O que mais tem chamado a atenção dos fiscais do BC e de integrantes da Polícia Federal e do Ministério Público (MP) é o fato de serem os fundos de estatais os maiores perdedores. “A coincidência é impressionante. Em quase todos os bancos fechados por fraudes, há fundos de pensão de empresas públicas com dinheiro preso. Parece um movimento combinado, muito suspeito”, diz um técnico do BC. Os indícios de irregularidades são grandes, acreditam os policiais envolvidos nas investigações abertas a pedido do MP. Uma das suspeitas é que gestores das fundações estariam recebendo comissões “por fora” dos banquinhos para fazerem aplicações de recursos com eles. “Os agrados feitos pelos bancos de menor porte incluiriam, além de comissões, viagens, carros e festas com muitas mulheres”, ressalta um policial.


O resultado disso é uma longa briga para reaver os recursos perdidos com a intervenção e a liquidação dos bancos pelo BC. Que o diga a Fundação de Previdência dos Empregados da Companhia Energética de Brasília (Faceb). Desde 2004, a entidade tenta recuperar quase R$ 2,5 milhões aplicados em Certificados de Depósito Bancário (CDBs) do extinto Banco Santos. “Apesar de todos os exemplos de prejuízo, parte das fundações parece não ter aprendido a lição. É isso que torna as operações recentes muito suspeitas”, reforça, coberto de razão, outro fiscal do BC.


Sigilo

Somente com a recente intervenção do Banco Central no BVA, R$ 110,4 milhões aplicados por sete entidades previdenciárias ficaram ameaçados. Estão na lista, entre outras, as fundações Serpros, dos empregados do Serpro, e Infraprev, dos funcionários da Infraero. O banco alega sigilo bancário para revelar os nomes de todas as fundações, a despeito de o mercado citá-las sem nenhum constrangimento. A instituição garante ainda que, até o momento, não houve calote. Caso o banco seja liquidado e não possa honrar os compromissos, seus ex-controladores ressaltam que parte desse capital está protegida pelo Fundo Garantidor de Crédito (FGC).

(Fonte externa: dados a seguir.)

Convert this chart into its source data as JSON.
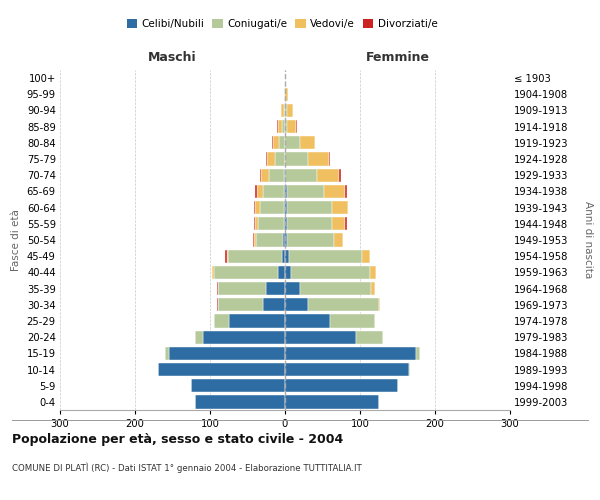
{
  "age_groups": [
    "0-4",
    "5-9",
    "10-14",
    "15-19",
    "20-24",
    "25-29",
    "30-34",
    "35-39",
    "40-44",
    "45-49",
    "50-54",
    "55-59",
    "60-64",
    "65-69",
    "70-74",
    "75-79",
    "80-84",
    "85-89",
    "90-94",
    "95-99",
    "100+"
  ],
  "birth_years": [
    "1999-2003",
    "1994-1998",
    "1989-1993",
    "1984-1988",
    "1979-1983",
    "1974-1978",
    "1969-1973",
    "1964-1968",
    "1959-1963",
    "1954-1958",
    "1949-1953",
    "1944-1948",
    "1939-1943",
    "1934-1938",
    "1929-1933",
    "1924-1928",
    "1919-1923",
    "1914-1918",
    "1909-1913",
    "1904-1908",
    "≤ 1903"
  ],
  "colors": {
    "celibi": "#2e6da4",
    "coniugati": "#b5c99a",
    "vedovi": "#f0c060",
    "divorziati": "#cc2222"
  },
  "males": {
    "celibi": [
      120,
      125,
      170,
      155,
      110,
      75,
      30,
      25,
      10,
      4,
      3,
      2,
      2,
      2,
      2,
      0,
      0,
      0,
      0,
      0,
      0
    ],
    "coniugati": [
      0,
      0,
      0,
      5,
      10,
      20,
      60,
      65,
      85,
      72,
      36,
      34,
      32,
      28,
      20,
      14,
      8,
      4,
      2,
      0,
      0
    ],
    "vedovi": [
      0,
      0,
      0,
      0,
      0,
      0,
      0,
      0,
      2,
      2,
      3,
      4,
      6,
      8,
      10,
      10,
      8,
      6,
      4,
      2,
      0
    ],
    "divorziati": [
      0,
      0,
      0,
      0,
      0,
      0,
      1,
      1,
      1,
      2,
      1,
      2,
      2,
      2,
      2,
      2,
      2,
      1,
      0,
      0,
      0
    ]
  },
  "females": {
    "celibi": [
      125,
      150,
      165,
      175,
      95,
      60,
      30,
      20,
      8,
      5,
      3,
      2,
      2,
      2,
      0,
      0,
      0,
      0,
      0,
      0,
      0
    ],
    "coniugati": [
      0,
      0,
      2,
      5,
      35,
      60,
      95,
      95,
      105,
      98,
      62,
      60,
      60,
      50,
      42,
      30,
      20,
      2,
      2,
      0,
      0
    ],
    "vedovi": [
      0,
      0,
      0,
      0,
      0,
      0,
      2,
      5,
      8,
      10,
      12,
      18,
      22,
      28,
      30,
      28,
      20,
      12,
      8,
      4,
      0
    ],
    "divorziati": [
      0,
      0,
      0,
      0,
      0,
      0,
      0,
      0,
      0,
      0,
      0,
      2,
      0,
      2,
      2,
      2,
      0,
      2,
      0,
      0,
      0
    ]
  },
  "xlim": 300,
  "title": "Popolazione per età, sesso e stato civile - 2004",
  "subtitle": "COMUNE DI PLATÌ (RC) - Dati ISTAT 1° gennaio 2004 - Elaborazione TUTTITALIA.IT",
  "ylabel_left": "Fasce di età",
  "ylabel_right": "Anni di nascita",
  "xlabel_left": "Maschi",
  "xlabel_right": "Femmine",
  "legend_labels": [
    "Celibi/Nubili",
    "Coniugati/e",
    "Vedovi/e",
    "Divorziati/e"
  ],
  "background_color": "#ffffff",
  "grid_color": "#c8c8c8"
}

Responsável por regular e fiscalizar os fundos de pensão, a Superintendência Nacional de Previdência Complementar (Previc) garante estar fazendo a sua parte para proteger o patrimônio dos trabalhadores. “Estamos atentos aos movimentos de todas as fundações. A Previc tem todo o interesse em que essas entidades se mantenham dentro das regras e não ponham em risco o patrimônio que administram”, afirma o diretor-superintendente do órgão, José Maria Rabelo. Ele diz mais: “Não hesitaremos em denunciar, criminalmente, todos os gestores suspeitos de irregularidades. Nossa tolerância com desvios é zero”.

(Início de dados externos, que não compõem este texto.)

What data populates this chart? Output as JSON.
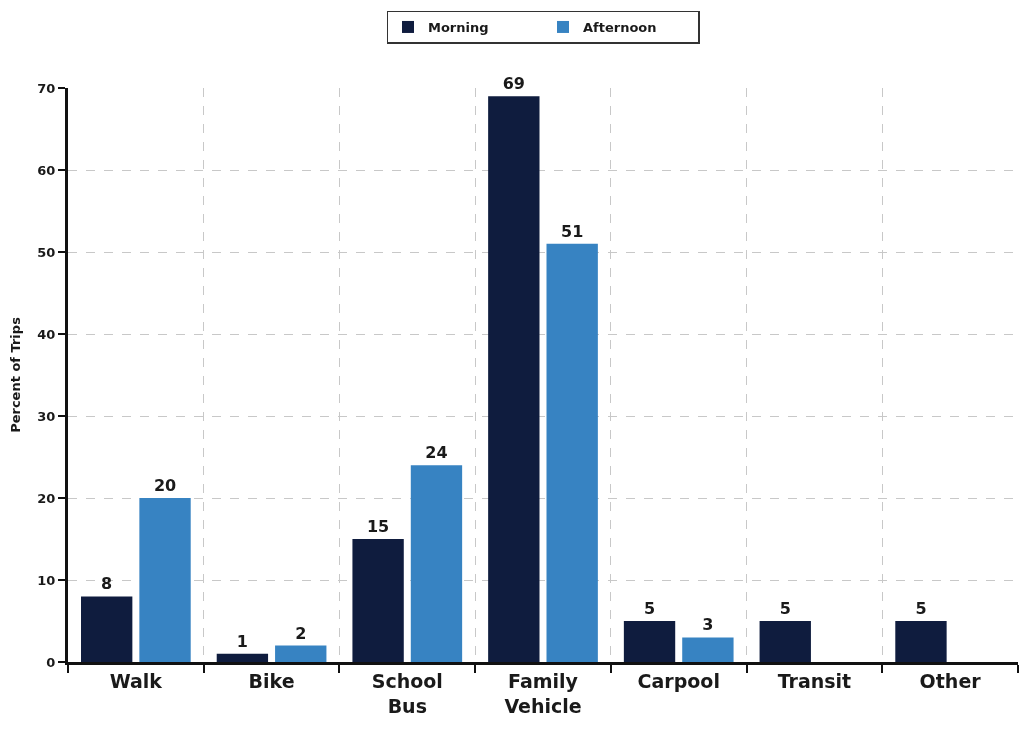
{
  "chart_data": {
    "type": "bar",
    "categories": [
      "Walk",
      "Bike",
      "School Bus",
      "Family Vehicle",
      "Carpool",
      "Transit",
      "Other"
    ],
    "series": [
      {
        "name": "Morning",
        "color": "#0f1c3e",
        "values": [
          8,
          1,
          15,
          69,
          5,
          5,
          5
        ]
      },
      {
        "name": "Afternoon",
        "color": "#3783c2",
        "values": [
          20,
          2,
          24,
          51,
          3,
          null,
          null
        ]
      }
    ],
    "ylabel": "Percent of Trips",
    "ylim": [
      0,
      70
    ],
    "yticks": [
      0,
      10,
      20,
      30,
      40,
      50,
      60,
      70
    ],
    "grid": true,
    "legend": "top",
    "data_labels": true
  }
}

Rabelo garante que a grande maioria das fundações tem controles de risco e de segurança muito rígidos. “Portanto, é importante separar o joio do trigo. De qualquer forma, vamos averiguar se todos os requisitos de segurança foram seguidos à risca pelos responsáveis pela gestão dos recursos”, assinala. As aplicações, por sinal, se concentram em fundo de investimentos fiscalizados pela Comissão de Valores Mobiliários (CVM), que, procurada pelo Correio, informou “estar sempre supervisionando a indústria de fundos de investimento e o comportamento de seus participantes, inclusive em relação à diligência na aquisição de ativos, precificação e gestão de liquidez”.
A CVM destaca ainda que, no caso de uma instituição financeira sofrer intervenção ou ser liquidada pelo BC, cabe ao interventor ou ao liquidante garantir que haja a segregação entre o patrimônio dos fundos de investimentos e o do banco, de maneira que “não haja risco de ruptura do serviço prestado ao cotista”.


Investigação

Para agentes do mercado, os órgãos de fiscalização precisam ficar mais atentos e observar de perto os motivos que levam entidades previdenciárias a concentrar aplicações em bancos menores. Para alguns desses especialistas, em determinadas situações, pode haver interesses escusos. Uma Comissão de Inquérito Parlamentar (CPI) no município de Serra, no Espírito Santo, vai averiguar, por exemplo, a possibilidade de propina ou caixa dois em uma operação de R$ 40 milhões entre o fundo de previdência local e o Banco BVA. Os vereadores que fizeram as acusações, porém, ainda não apresentaram provas.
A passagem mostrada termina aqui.